Looking at the real world impact within KDE, most application code sits 
forever in that one application (meaning it’s a non-issue in the common case) 
and when code sharing does happen that is often in the form of a library and 
then the common case there is to move to LGPL.

As for LGPLv3 libraries, the only code this creates problems for is GPLv2-
only. Hopefully we have less and less of that in git.kde.org with the common 
case becoming GPLv2+. I haven’t looked into that, however ...

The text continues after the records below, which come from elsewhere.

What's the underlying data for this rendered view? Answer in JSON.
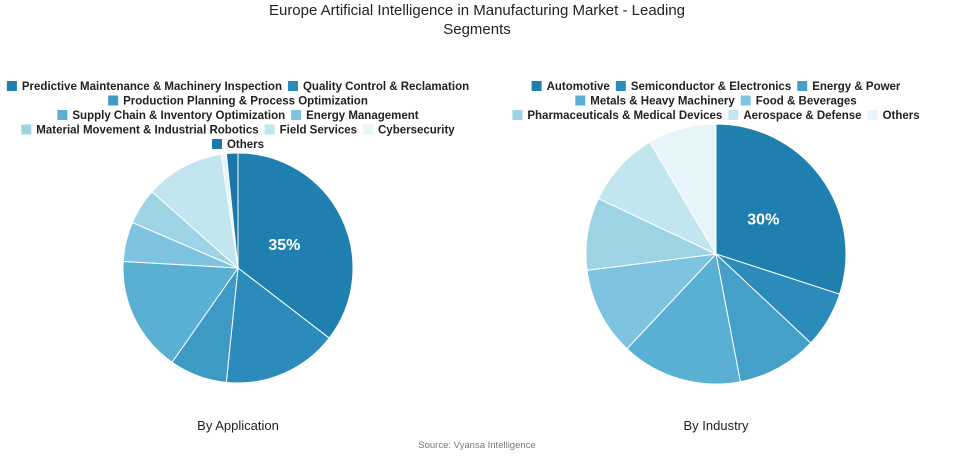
{
  "title_lines": [
    "Europe Artificial Intelligence in Manufacturing Market - Leading",
    "Segments"
  ],
  "source": "Source: Vyansa Intelligence",
  "chart_data": [
    {
      "type": "pie",
      "subtitle": "By Application",
      "slices": [
        {
          "label": "Predictive Maintenance & Machinery Inspection",
          "value": 35,
          "color": "#1f7fae",
          "show_pct": "35%"
        },
        {
          "label": "Quality Control & Reclamation",
          "value": 16,
          "color": "#2b8bba"
        },
        {
          "label": "Production Planning & Process Optimization",
          "value": 8,
          "color": "#3c9ac4"
        },
        {
          "label": "Supply Chain & Inventory Optimization",
          "value": 16,
          "color": "#5ab0d2"
        },
        {
          "label": "Energy Management",
          "value": 5.5,
          "color": "#7ec3df"
        },
        {
          "label": "Material Movement & Industrial Robotics",
          "value": 5,
          "color": "#9ed3e6"
        },
        {
          "label": "Field Services",
          "value": 11,
          "color": "#c2e6f0"
        },
        {
          "label": "Cybersecurity",
          "value": 0.7,
          "color": "#e6f5f9"
        },
        {
          "label": "Others",
          "value": 1.6,
          "color": "#1a77a8"
        }
      ],
      "legend_rows": [
        [
          0,
          1
        ],
        [
          2
        ],
        [
          3,
          4
        ],
        [
          5,
          6,
          7
        ],
        [
          8
        ]
      ]
    },
    {
      "type": "pie",
      "subtitle": "By Industry",
      "slices": [
        {
          "label": "Automotive",
          "value": 30,
          "color": "#1f7fae",
          "show_pct": "30%"
        },
        {
          "label": "Semiconductor & Electronics",
          "value": 7,
          "color": "#2b8bba"
        },
        {
          "label": "Energy & Power",
          "value": 10,
          "color": "#44a0c8"
        },
        {
          "label": "Metals & Heavy Machinery",
          "value": 15,
          "color": "#5ab0d2"
        },
        {
          "label": "Food & Beverages",
          "value": 11,
          "color": "#7ec3df"
        },
        {
          "label": "Pharmaceuticals & Medical Devices",
          "value": 9,
          "color": "#9ed3e6"
        },
        {
          "label": "Aerospace & Defense",
          "value": 9.5,
          "color": "#c2e6f0"
        },
        {
          "label": "Others",
          "value": 8.5,
          "color": "#e6f5f9"
        }
      ],
      "legend_rows": [
        [
          0,
          1,
          2
        ],
        [
          3,
          4
        ],
        [
          5,
          6,
          7
        ]
      ]
    }
  ]
}
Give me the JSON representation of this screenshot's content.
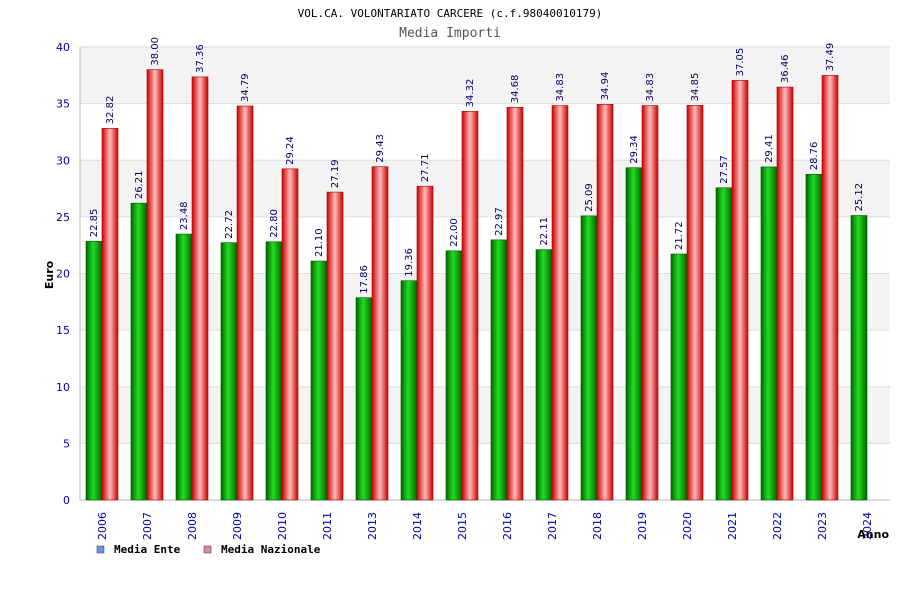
{
  "chart_data": {
    "type": "bar",
    "title": "VOL.CA. VOLONTARIATO CARCERE (c.f.98040010179)",
    "subtitle": "Media Importi",
    "xlabel": "Anno",
    "ylabel": "Euro",
    "ylim": [
      0,
      40
    ],
    "yticks": [
      "0",
      "5",
      "10",
      "15",
      "20",
      "25",
      "30",
      "35",
      "40"
    ],
    "grid": true,
    "legend_position": "bottom-left",
    "categories": [
      "2006",
      "2007",
      "2008",
      "2009",
      "2010",
      "2011",
      "2013",
      "2014",
      "2015",
      "2016",
      "2017",
      "2018",
      "2019",
      "2020",
      "2021",
      "2022",
      "2023",
      "2024"
    ],
    "series": [
      {
        "name": "Media Ente",
        "color": "#00aa00",
        "legend_color": "#6699ee",
        "values": [
          22.85,
          26.21,
          23.48,
          22.72,
          22.8,
          21.1,
          17.86,
          19.36,
          22.0,
          22.97,
          22.11,
          25.09,
          29.34,
          21.72,
          27.57,
          29.41,
          28.76,
          25.12
        ],
        "labels": [
          "22.85",
          "26.21",
          "23.48",
          "22.72",
          "22.80",
          "21.10",
          "17.86",
          "19.36",
          "22.00",
          "22.97",
          "22.11",
          "25.09",
          "29.34",
          "21.72",
          "27.57",
          "29.41",
          "28.76",
          "25.12"
        ]
      },
      {
        "name": "Media Nazionale",
        "color": "#ee1111",
        "legend_color": "#dd88aa",
        "values": [
          32.82,
          38.0,
          37.36,
          34.79,
          29.24,
          27.19,
          29.43,
          27.71,
          34.32,
          34.68,
          34.83,
          34.94,
          34.83,
          34.85,
          37.05,
          36.46,
          37.49,
          null
        ],
        "labels": [
          "32.82",
          "38.00",
          "37.36",
          "34.79",
          "29.24",
          "27.19",
          "29.43",
          "27.71",
          "34.32",
          "34.68",
          "34.83",
          "34.94",
          "34.83",
          "34.85",
          "37.05",
          "36.46",
          "37.49",
          ""
        ]
      }
    ]
  }
}
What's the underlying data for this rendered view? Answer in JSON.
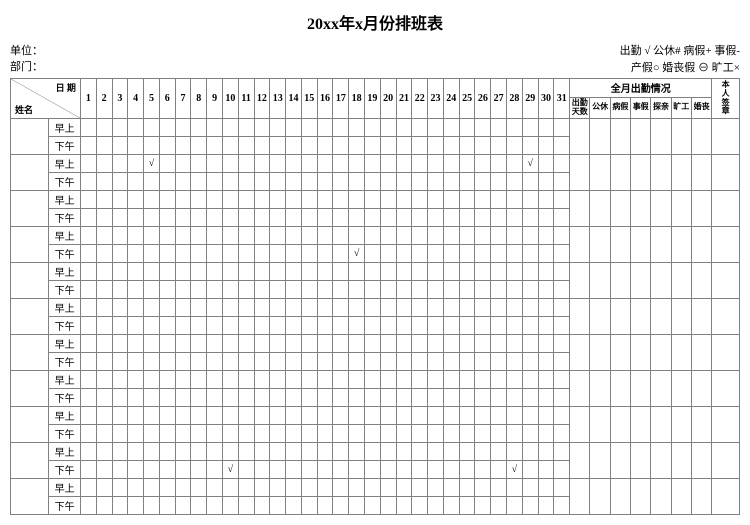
{
  "title": "20xx年x月份排班表",
  "header": {
    "unit_label": "单位：",
    "dept_label": "部门：",
    "legend_line1": "出勤 √   公休#   病假+   事假-",
    "legend_line2": "产假○  婚丧假 ⊖ 旷工×"
  },
  "table_head": {
    "diag_date": "日 期",
    "diag_name": "姓名",
    "days": [
      "1",
      "2",
      "3",
      "4",
      "5",
      "6",
      "7",
      "8",
      "9",
      "10",
      "11",
      "12",
      "13",
      "14",
      "15",
      "16",
      "17",
      "18",
      "19",
      "20",
      "21",
      "22",
      "23",
      "24",
      "25",
      "26",
      "27",
      "28",
      "29",
      "30",
      "31"
    ],
    "month_summary_title": "全月出勤情况",
    "summary_cols": [
      "出勤天数",
      "公休",
      "病假",
      "事假",
      "探亲",
      "旷工",
      "婚丧"
    ],
    "sign_col": "本人签章"
  },
  "shifts": {
    "am": "早上",
    "pm": "下午"
  },
  "rows": [
    {
      "name": "",
      "am": {},
      "pm": {}
    },
    {
      "name": "",
      "am": {
        "5": "√",
        "29": "√"
      },
      "pm": {}
    },
    {
      "name": "",
      "am": {},
      "pm": {}
    },
    {
      "name": "",
      "am": {},
      "pm": {
        "18": "√"
      }
    },
    {
      "name": "",
      "am": {},
      "pm": {}
    },
    {
      "name": "",
      "am": {},
      "pm": {}
    },
    {
      "name": "",
      "am": {},
      "pm": {}
    },
    {
      "name": "",
      "am": {},
      "pm": {}
    },
    {
      "name": "",
      "am": {},
      "pm": {}
    },
    {
      "name": "",
      "am": {},
      "pm": {
        "10": "√",
        "28": "√"
      }
    },
    {
      "name": "",
      "am": {},
      "pm": {}
    }
  ],
  "styling": {
    "border_color": "#808080",
    "background": "#ffffff",
    "text_color": "#000000",
    "title_fontsize": 16,
    "body_fontsize": 10,
    "check_mark": "√"
  }
}
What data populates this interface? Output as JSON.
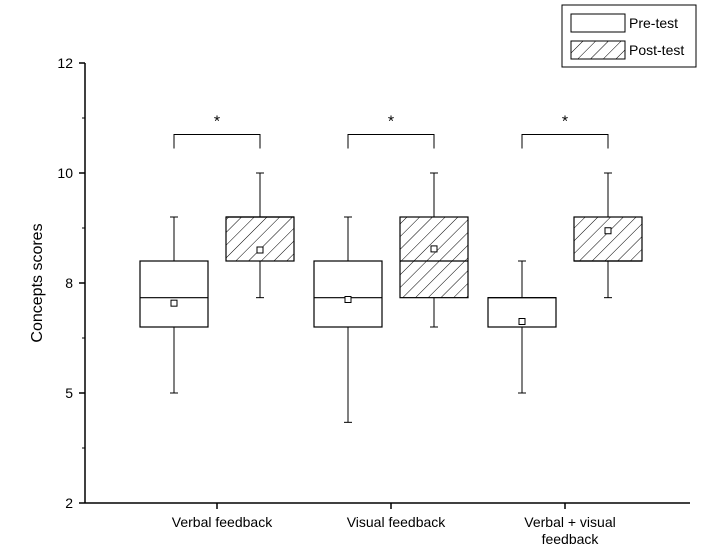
{
  "chart_data": {
    "type": "boxplot",
    "ylabel": "Concepts scores",
    "ylim": [
      2,
      12
    ],
    "yticks": [
      "2",
      "5",
      "8",
      "10",
      "12"
    ],
    "grid": false,
    "legend_placement": "top-right",
    "categories": [
      {
        "name": "verbal",
        "label_lines": [
          "Verbal feedback"
        ]
      },
      {
        "name": "visual",
        "label_lines": [
          "Visual feedback"
        ]
      },
      {
        "name": "combined",
        "label_lines": [
          "Verbal + visual",
          "feedback"
        ]
      }
    ],
    "series": [
      {
        "name": "Pre-test",
        "hatched": false,
        "boxes": [
          {
            "whisker_low": 5.0,
            "q1": 6.8,
            "median": 7.6,
            "q3": 8.4,
            "whisker_high": 9.2,
            "mean": 7.45
          },
          {
            "whisker_low": 4.2,
            "q1": 6.8,
            "median": 7.6,
            "q3": 8.4,
            "whisker_high": 9.2,
            "mean": 7.55
          },
          {
            "whisker_low": 5.0,
            "q1": 6.8,
            "median": 7.6,
            "q3": 7.6,
            "whisker_high": 8.4,
            "mean": 6.95
          }
        ]
      },
      {
        "name": "Post-test",
        "hatched": true,
        "boxes": [
          {
            "whisker_low": 7.6,
            "q1": 8.4,
            "median": 9.2,
            "q3": 9.2,
            "whisker_high": 10.0,
            "mean": 8.6
          },
          {
            "whisker_low": 6.8,
            "q1": 7.6,
            "median": 8.4,
            "q3": 9.2,
            "whisker_high": 10.0,
            "mean": 8.62
          },
          {
            "whisker_low": 7.6,
            "q1": 8.4,
            "median": 8.4,
            "q3": 9.2,
            "whisker_high": 10.0,
            "mean": 8.95
          }
        ]
      }
    ],
    "annotations": [
      {
        "text": "*",
        "category": "verbal",
        "bracket_y": 10.7
      },
      {
        "text": "*",
        "category": "visual",
        "bracket_y": 10.7
      },
      {
        "text": "*",
        "category": "combined",
        "bracket_y": 10.7
      }
    ],
    "colors": {
      "line": "#000000",
      "background": "#ffffff",
      "hatch": "#000000"
    }
  }
}
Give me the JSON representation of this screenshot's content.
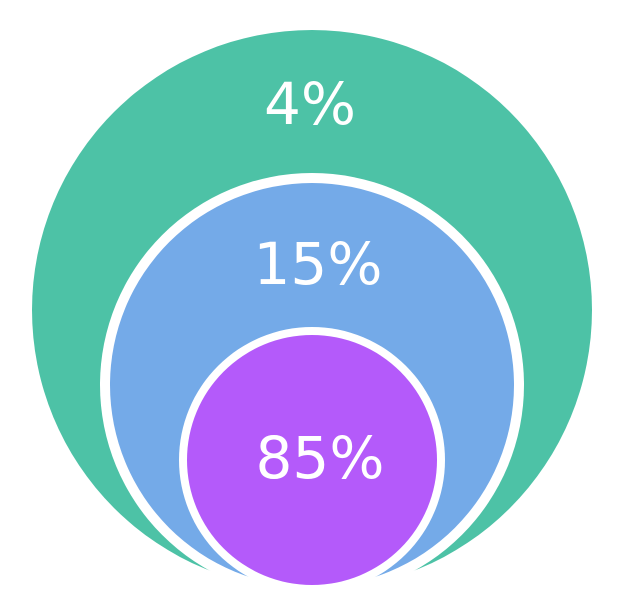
{
  "diagram": {
    "rings": [
      {
        "label": "4%",
        "value": 4,
        "color": "#4DC2A6"
      },
      {
        "label": "15%",
        "value": 15,
        "color": "#74AAE8"
      },
      {
        "label": "85%",
        "value": 85,
        "color": "#B45AFA"
      }
    ],
    "separator_color": "#ffffff",
    "background": "#ffffff"
  }
}
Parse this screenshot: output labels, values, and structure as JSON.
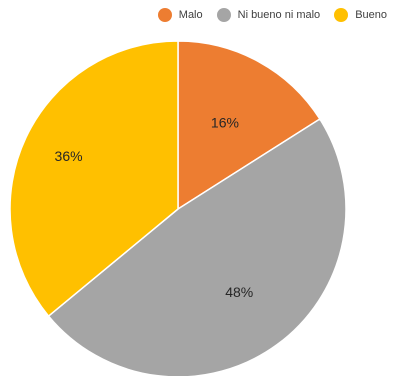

> The VideoLAN / VLC project took the opposite approach and after being
> unhappy with the GPLv3, decided to convert all their GPLv2 code into
> LGPLv2.

I can name two likely reasons: DRM and tivoization clauses.

Indeed, there is no one-size-fits-all license.

> 3. As a developer, I always preferred to use permissive licences (first the

So imagine that KDE dropped BSD/MIT style licenses from the policy list; 
saying “no” to GPLv3 does something similar to those who wish to adopt it.

> But like I said, I don't really have a say for it. I'm OK with making an
> exception for GCompris, though.

I agree with Albert that exceptions become hard to defend in future or prevent 
from becoming ‘accidental policy’ over time.